Get current security trust block

GEThttps://app.speybooks.com/api/v1/public/trust

Returns the latest security audit trust block: the grade, score, module counts, and audit date produced by the SpeyBooks Security Test Harness, served read-only from its single-writer source (AX-TRUST-001). This is the same data rendered in the footer badge on speybooks.com and docs.speybooks.com, so the badge and this endpoint cannot disagree.

Authentication

Public, no authentication required. No API key or session is consulted; these endpoints are public by design.

Response Fields

  • securityGrade: audit grade, one of A+, A, B, C, F (there is no D grade)
  • score: weighted audit score, 0 to 100
  • lastAuditDate: audit date, ISO YYYY-MM-DD (UTC)
  • passed / total: modules passed and modules run
  • failures / warnings: module failures and warnings
  • sthReportDate: report timestamp, ISO UTC
  • auditSlug: slug of the published audit report on /insights/, when one exists; omitted otherwise
  • ageSeconds: age of the report at serve time, computed per request from sthReportDate
  • stale: true when ageSeconds exceeds the 48-hour freshness threshold

Freshness Semantics

Staleness is flagged, never hidden (AX-TRUST-002). A 200 response with stale: true means the audit data is valid but older than the freshness threshold; it is the API being honest about its data, not a fault. Consumers should decide their own rendering policy. SpeyBooks' own pages withhold the grade and show "verification pending" when the block is stale.

The audit runs daily, so under normal operation ageSeconds stays below 86,400 and stale is false. The 48-hour threshold allows for one missed run plus slack.

Errors

A 500 with a generic message means the trust data is missing or failed validation, which is a different signal from staleness: monitoring can distinguish "data old" (200, stale: true) from "data broken" (500). The endpoint never serves a grade that failed validation against the committed grade model.

Caching

Responses carry Cache-Control: public, s-maxage=300. Deliberately no stale-while-revalidate: serving a possibly-outdated price for an hour is acceptable, serving a possibly-outdated trust claim is not. The 5-minute cache window sits far inside the 48-hour freshness threshold, so caching cannot mask staleness.

The audit report: when auditSlug is present, the full module-by-module report is published at https://speybooks.com/insights/{auditSlug}/. The slug is omitted on audit runs that have not yet published a report; the most recent published report remains the reference.

A perfect score is not guaranteed: the example above is illustrative and shows two warnings. SpeyBooks publishes whatever the harness measures; a grade below the visibility floor is withheld from the footer badge but still served here (AX-TRUST-002), because the API reports facts and the badge applies presentation policy.

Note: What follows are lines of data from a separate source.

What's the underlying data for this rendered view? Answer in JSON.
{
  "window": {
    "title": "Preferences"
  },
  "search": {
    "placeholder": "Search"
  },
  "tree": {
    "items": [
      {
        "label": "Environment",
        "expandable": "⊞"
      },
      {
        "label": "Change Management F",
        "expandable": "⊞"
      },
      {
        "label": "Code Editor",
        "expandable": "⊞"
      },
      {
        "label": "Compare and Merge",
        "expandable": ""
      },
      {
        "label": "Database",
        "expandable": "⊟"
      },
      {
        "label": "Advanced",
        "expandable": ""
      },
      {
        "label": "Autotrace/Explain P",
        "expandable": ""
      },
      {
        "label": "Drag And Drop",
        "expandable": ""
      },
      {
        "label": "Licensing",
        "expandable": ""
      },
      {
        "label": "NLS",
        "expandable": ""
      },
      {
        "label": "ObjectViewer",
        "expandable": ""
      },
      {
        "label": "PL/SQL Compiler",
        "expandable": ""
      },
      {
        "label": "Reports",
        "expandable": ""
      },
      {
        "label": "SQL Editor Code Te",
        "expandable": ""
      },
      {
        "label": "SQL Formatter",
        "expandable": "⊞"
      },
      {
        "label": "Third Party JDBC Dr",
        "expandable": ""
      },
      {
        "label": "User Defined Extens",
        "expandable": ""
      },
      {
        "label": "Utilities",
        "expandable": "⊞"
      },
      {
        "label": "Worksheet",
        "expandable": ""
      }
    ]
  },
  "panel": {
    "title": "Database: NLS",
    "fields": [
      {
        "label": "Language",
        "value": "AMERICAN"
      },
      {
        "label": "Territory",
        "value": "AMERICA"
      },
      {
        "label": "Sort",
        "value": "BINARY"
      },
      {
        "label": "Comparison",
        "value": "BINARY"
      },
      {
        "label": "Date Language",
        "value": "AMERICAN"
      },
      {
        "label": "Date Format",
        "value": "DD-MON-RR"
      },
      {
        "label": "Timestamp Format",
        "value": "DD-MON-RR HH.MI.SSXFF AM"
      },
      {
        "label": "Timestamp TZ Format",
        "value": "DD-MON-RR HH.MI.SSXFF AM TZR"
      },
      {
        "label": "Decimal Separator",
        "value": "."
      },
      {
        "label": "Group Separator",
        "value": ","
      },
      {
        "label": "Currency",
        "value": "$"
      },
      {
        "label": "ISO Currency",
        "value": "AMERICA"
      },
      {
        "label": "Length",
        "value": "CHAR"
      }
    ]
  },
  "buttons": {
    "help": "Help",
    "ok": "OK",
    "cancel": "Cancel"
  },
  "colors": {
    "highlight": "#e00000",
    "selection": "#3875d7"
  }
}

Rate limiting: no explicit limit; the 5-minute cache means rapid polling yields identical results. Poll daily at most; the underlying data changes once per day.

Response

200Latest security audit trust block. Cached 5 minutes. Staleness is flagged, never gated.
Show response fields
trustobject
Show child attributes
ageSecondsinteger
Age of the report at serve time, seconds.
auditSlugstring
Slug of the published audit article, when one exists.
failuresinteger
Module failures.
lastAuditDatestring
Audit date, ISO YYYY-MM-DD (UTC).
passedinteger
Modules passed.
scoreinteger
Weighted audit score, 0 to 100.
securityGradestring
Audit grade: A+, A, B, C, or F.
staleboolean
True when ageSeconds exceeds the 48h freshness threshold.
sthReportDatestring
Report timestamp, ISO UTC.
totalinteger
Modules run.
warningsinteger
Module warnings.

Error codes

500Trust artifact missing or invalid. Never returned for a valid-but-stale block.